I just acquired this PMA : 66 33 6 862 963. but its MANF date is 08-04-2013. wondering if this will work/flash to PMA Gen 2?


----------



## sammysquid (3 mo ago)

dayvg said:


> Hope this helps, next for me is the KAFAS2 and ACC retrofit. All parts are in hand apart from the ACC which is enroute as we speak. If anyone is interested I have found a company that can provide windscreens for KAFAS1 and 2 for a very good price. I paid 120GBP for a second hand screen. Brand new was 280GBP.

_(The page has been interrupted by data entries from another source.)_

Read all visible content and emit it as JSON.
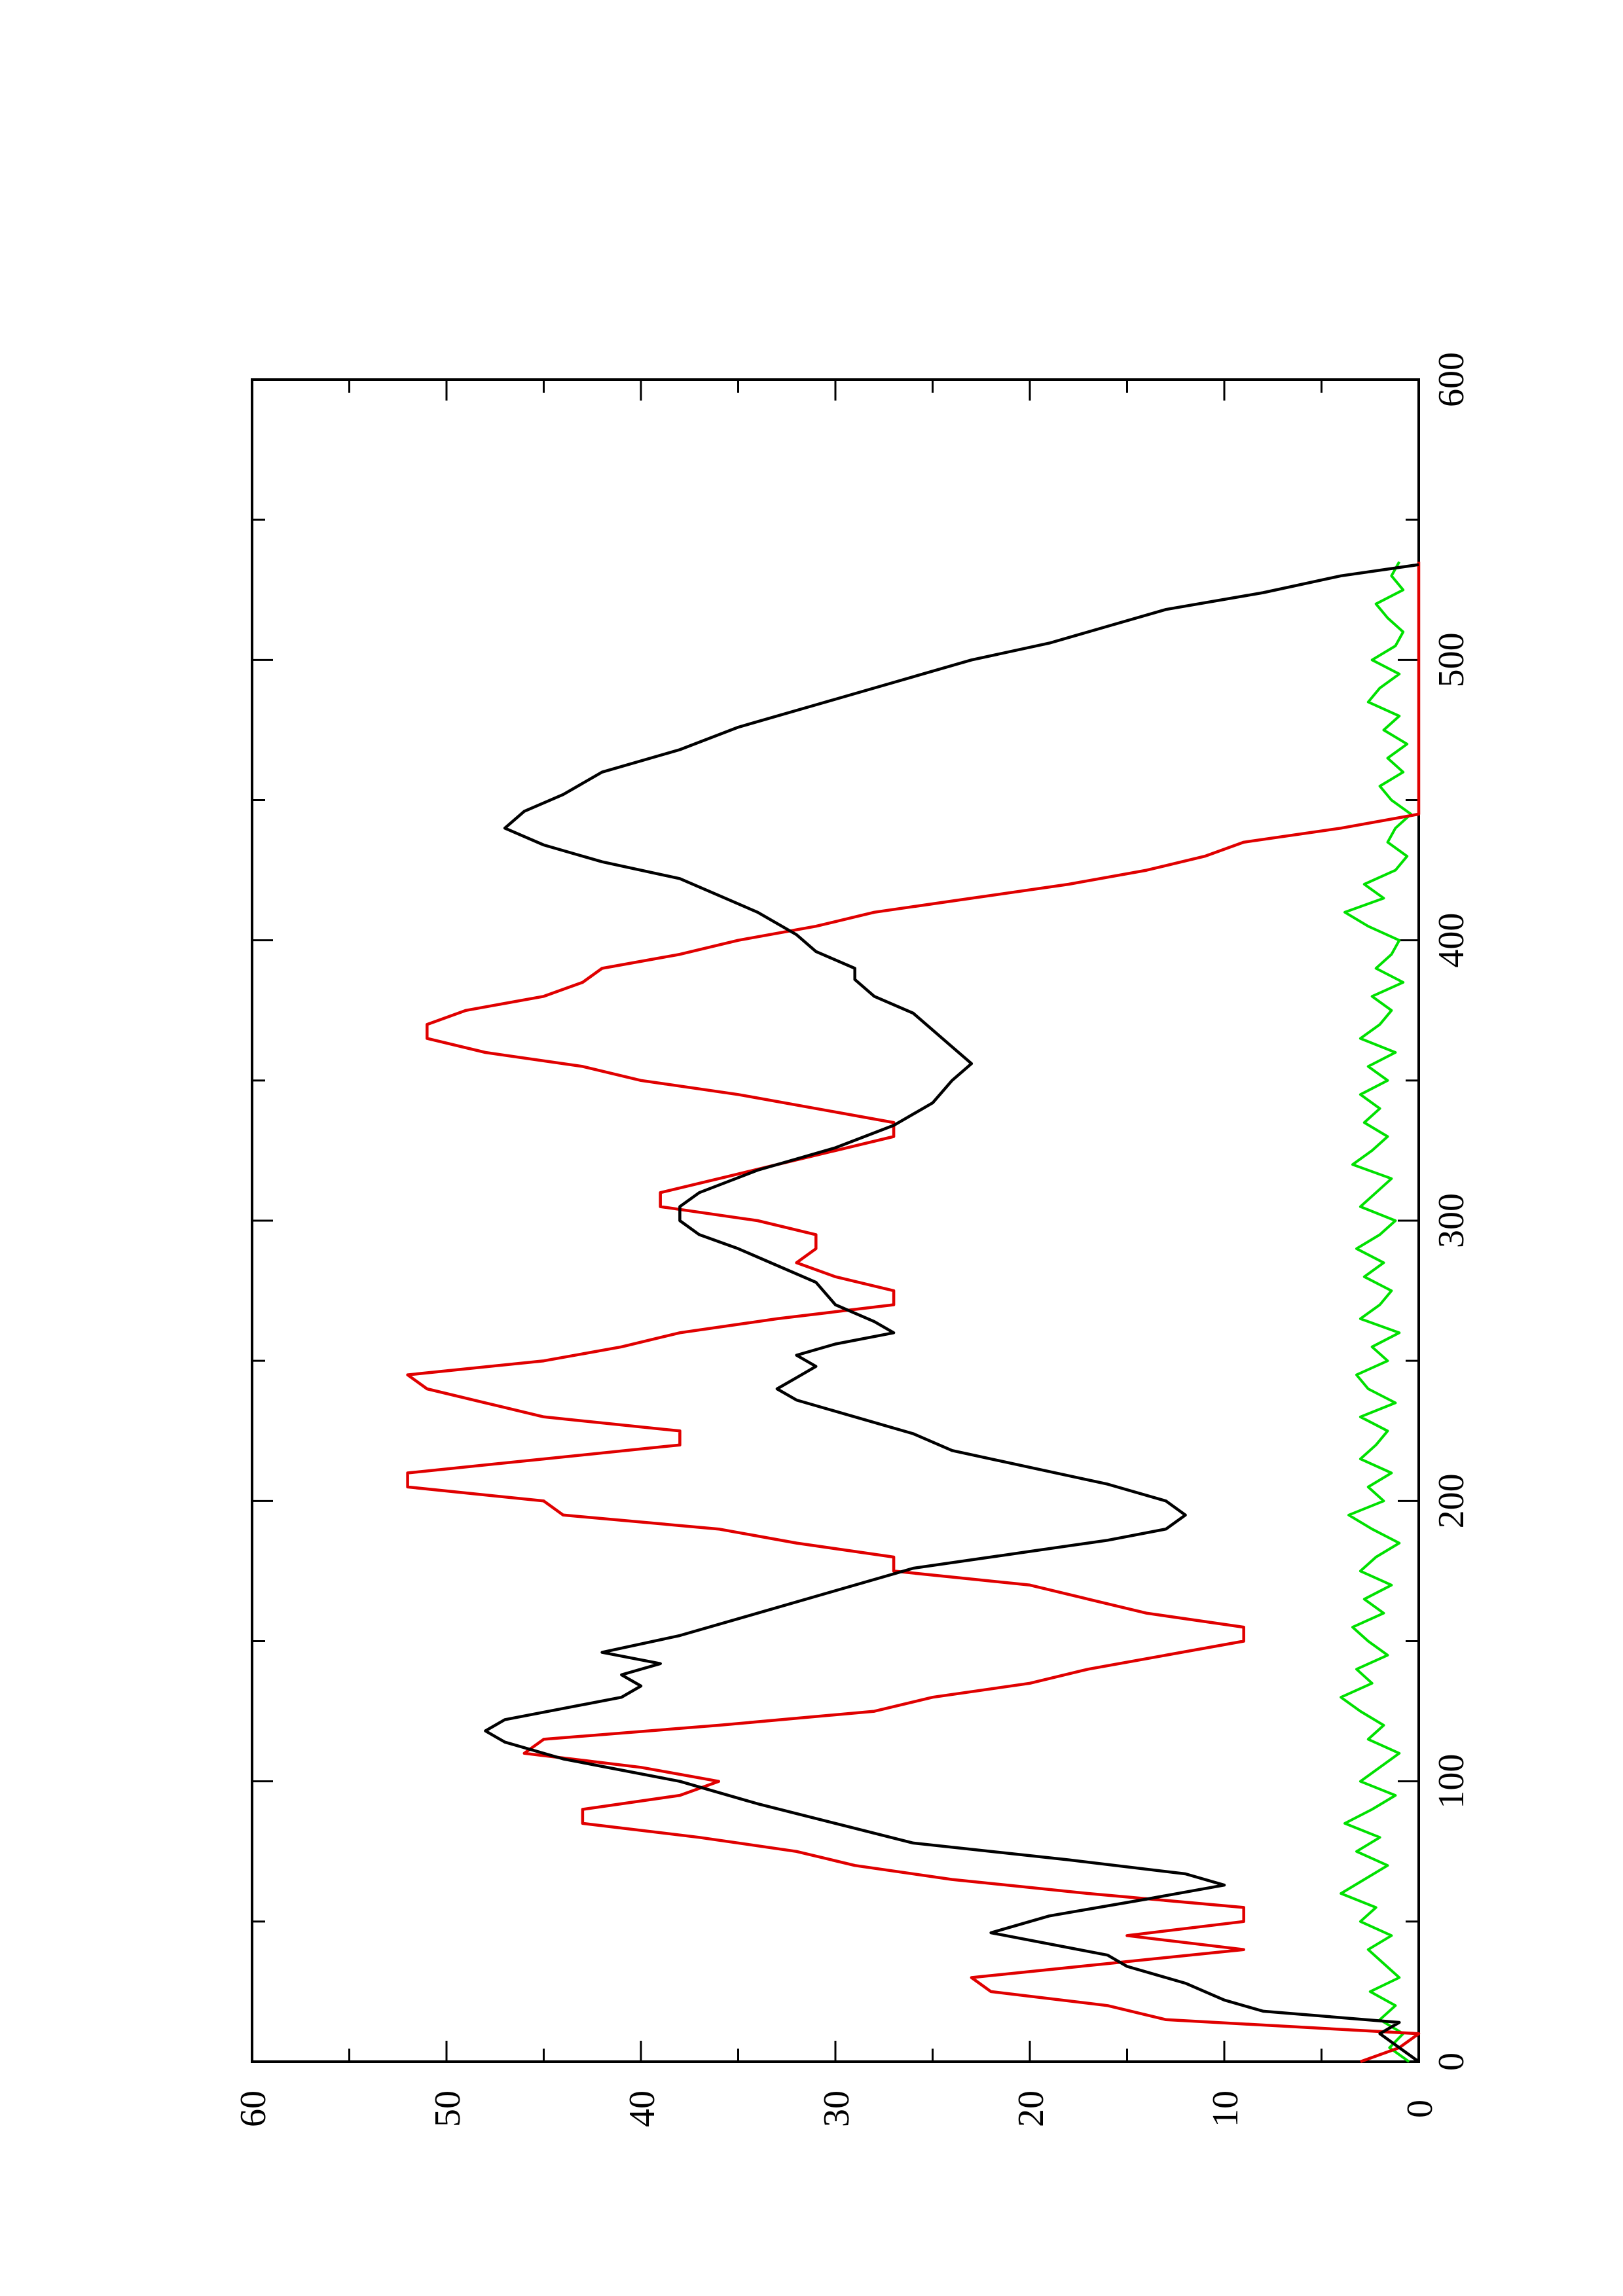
{
  "chart_data": {
    "type": "line",
    "orientation": "rotated-90-ccw",
    "title": "",
    "xlabel": "",
    "ylabel": "",
    "xlim": [
      0,
      600
    ],
    "ylim": [
      0,
      60
    ],
    "x_ticks": [
      0,
      100,
      200,
      300,
      400,
      500,
      600
    ],
    "y_ticks": [
      0,
      10,
      20,
      30,
      40,
      50,
      60
    ],
    "x_tick_labels": [
      "0",
      "100",
      "200",
      "300",
      "400",
      "500",
      "600"
    ],
    "y_tick_labels": [
      "0",
      "10",
      "20",
      "30",
      "40",
      "50",
      "60"
    ],
    "grid": false,
    "legend": "none",
    "colors": {
      "black": "#000000",
      "red": "#e00000",
      "green": "#00e000"
    },
    "series": [
      {
        "color": "black",
        "x": [
          0,
          5,
          10,
          14,
          18,
          22,
          28,
          34,
          38,
          46,
          52,
          58,
          63,
          67,
          72,
          78,
          85,
          92,
          100,
          108,
          114,
          118,
          122,
          126,
          130,
          134,
          138,
          142,
          146,
          152,
          160,
          168,
          176,
          182,
          186,
          190,
          195,
          200,
          206,
          212,
          218,
          224,
          230,
          236,
          240,
          244,
          248,
          252,
          256,
          260,
          264,
          270,
          278,
          284,
          290,
          295,
          300,
          305,
          310,
          318,
          326,
          334,
          342,
          350,
          356,
          362,
          368,
          374,
          380,
          386,
          390,
          396,
          402,
          410,
          416,
          422,
          428,
          434,
          440,
          446,
          452,
          460,
          468,
          476,
          484,
          492,
          500,
          506,
          512,
          518,
          524,
          530,
          534
        ],
        "y": [
          0,
          1,
          2,
          1,
          8,
          10,
          12,
          15,
          16,
          22,
          19,
          14,
          10,
          12,
          18,
          26,
          30,
          34,
          38,
          44,
          47,
          48,
          47,
          44,
          41,
          40,
          41,
          39,
          42,
          38,
          34,
          30,
          26,
          20,
          16,
          13,
          12,
          13,
          16,
          20,
          24,
          26,
          29,
          32,
          33,
          32,
          31,
          32,
          30,
          27,
          28,
          30,
          31,
          33,
          35,
          37,
          38,
          38,
          37,
          34,
          30,
          27,
          25,
          24,
          23,
          24,
          25,
          26,
          28,
          29,
          29,
          31,
          32,
          34,
          36,
          38,
          42,
          45,
          47,
          46,
          44,
          42,
          38,
          35,
          31,
          27,
          23,
          19,
          16,
          13,
          8,
          4,
          0
        ]
      },
      {
        "color": "red",
        "x": [
          0,
          5,
          10,
          15,
          20,
          25,
          30,
          35,
          40,
          45,
          50,
          55,
          60,
          65,
          70,
          75,
          80,
          85,
          90,
          95,
          100,
          105,
          110,
          115,
          120,
          125,
          130,
          135,
          140,
          145,
          150,
          155,
          160,
          165,
          170,
          175,
          180,
          185,
          190,
          195,
          200,
          205,
          210,
          215,
          220,
          225,
          230,
          235,
          240,
          245,
          250,
          255,
          260,
          265,
          270,
          275,
          280,
          285,
          290,
          295,
          300,
          305,
          310,
          315,
          320,
          325,
          330,
          335,
          340,
          345,
          350,
          355,
          360,
          365,
          370,
          375,
          380,
          385,
          390,
          395,
          400,
          405,
          410,
          415,
          420,
          425,
          430,
          435,
          440,
          445,
          450,
          455,
          460,
          465,
          470,
          475,
          480,
          485,
          490,
          495,
          500,
          505,
          510,
          515,
          520,
          525,
          530,
          535
        ],
        "y": [
          3,
          1,
          0,
          13,
          16,
          22,
          23,
          16,
          9,
          15,
          9,
          9,
          17,
          24,
          29,
          32,
          37,
          43,
          43,
          38,
          36,
          40,
          46,
          45,
          36,
          28,
          25,
          20,
          17,
          13,
          9,
          9,
          14,
          17,
          20,
          27,
          27,
          32,
          36,
          44,
          45,
          52,
          52,
          45,
          38,
          38,
          45,
          48,
          51,
          52,
          45,
          41,
          38,
          33,
          27,
          27,
          30,
          32,
          31,
          31,
          34,
          39,
          39,
          36,
          33,
          30,
          27,
          27,
          31,
          35,
          40,
          43,
          48,
          51,
          51,
          49,
          45,
          43,
          42,
          38,
          35,
          31,
          28,
          23,
          18,
          14,
          11,
          9,
          4,
          0,
          0,
          0,
          0,
          0,
          0,
          0,
          0,
          0,
          0,
          0,
          0,
          0,
          0,
          0,
          0,
          0,
          0,
          0
        ]
      },
      {
        "color": "green",
        "x": [
          0,
          5,
          10,
          15,
          20,
          25,
          30,
          35,
          40,
          45,
          50,
          55,
          60,
          65,
          70,
          75,
          80,
          85,
          90,
          95,
          100,
          105,
          110,
          115,
          120,
          125,
          130,
          135,
          140,
          145,
          150,
          155,
          160,
          165,
          170,
          175,
          180,
          185,
          190,
          195,
          200,
          205,
          210,
          215,
          220,
          225,
          230,
          235,
          240,
          245,
          250,
          255,
          260,
          265,
          270,
          275,
          280,
          285,
          290,
          295,
          300,
          305,
          310,
          315,
          320,
          325,
          330,
          335,
          340,
          345,
          350,
          355,
          360,
          365,
          370,
          375,
          380,
          385,
          390,
          395,
          400,
          405,
          410,
          415,
          420,
          425,
          430,
          435,
          440,
          445,
          450,
          455,
          460,
          465,
          470,
          475,
          480,
          485,
          490,
          495,
          500,
          505,
          510,
          515,
          520,
          525,
          530,
          535
        ],
        "y": [
          0.5,
          1.5,
          0.8,
          2.0,
          1.2,
          2.5,
          1.0,
          1.8,
          2.6,
          1.4,
          3.0,
          2.2,
          4.0,
          2.8,
          1.6,
          3.2,
          2.0,
          3.8,
          2.4,
          1.2,
          3.0,
          2.0,
          1.0,
          2.6,
          1.8,
          3.0,
          4.0,
          2.4,
          3.2,
          1.6,
          2.6,
          3.4,
          1.8,
          2.8,
          1.4,
          3.0,
          2.2,
          1.0,
          2.4,
          3.6,
          1.8,
          2.6,
          1.4,
          3.0,
          2.2,
          1.6,
          3.0,
          1.2,
          2.6,
          3.2,
          1.6,
          2.4,
          1.0,
          3.0,
          2.0,
          1.4,
          2.8,
          1.8,
          3.2,
          2.0,
          1.2,
          3.0,
          2.2,
          1.4,
          3.4,
          2.4,
          1.6,
          2.8,
          2.0,
          3.0,
          1.6,
          2.6,
          1.2,
          3.0,
          2.0,
          1.4,
          2.4,
          0.8,
          2.2,
          1.4,
          1.0,
          2.6,
          3.8,
          1.8,
          2.8,
          1.2,
          0.6,
          1.6,
          1.2,
          0.4,
          1.4,
          2.0,
          0.8,
          1.6,
          0.6,
          1.8,
          1.0,
          2.6,
          2.0,
          1.0,
          2.4,
          1.2,
          0.8,
          1.6,
          2.2,
          0.8,
          1.4,
          1.0
        ]
      }
    ]
  }
}
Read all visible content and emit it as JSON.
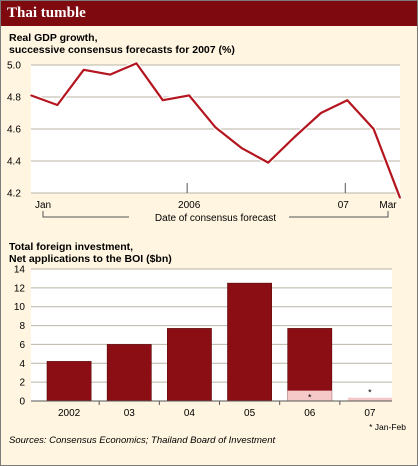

Sorry to bring up the past....
can you still get windscreens? can this person get them for 6 series or just 5?


----------



## dayvg (Feb 23, 2015)

I found the guy on Allegro mate. GlasPol I think.


----------



## sammysquid (3 mo ago)

dayvg said:


> Allegro mate. GlasPol


appreciate that - so glass was shipped from poland?


----------



## dayvg (Feb 23, 2015)

sammysquid said:


> appreciate that - so glass was shipped from poland?


Correct


----------



## sammysquid (3 mo ago)

dayvg said:


> Correct


thank you.
i'm new so can't pm - i see you've done a good few retrofits - did you have any bits left over? am looking to follow in your footsteps


----------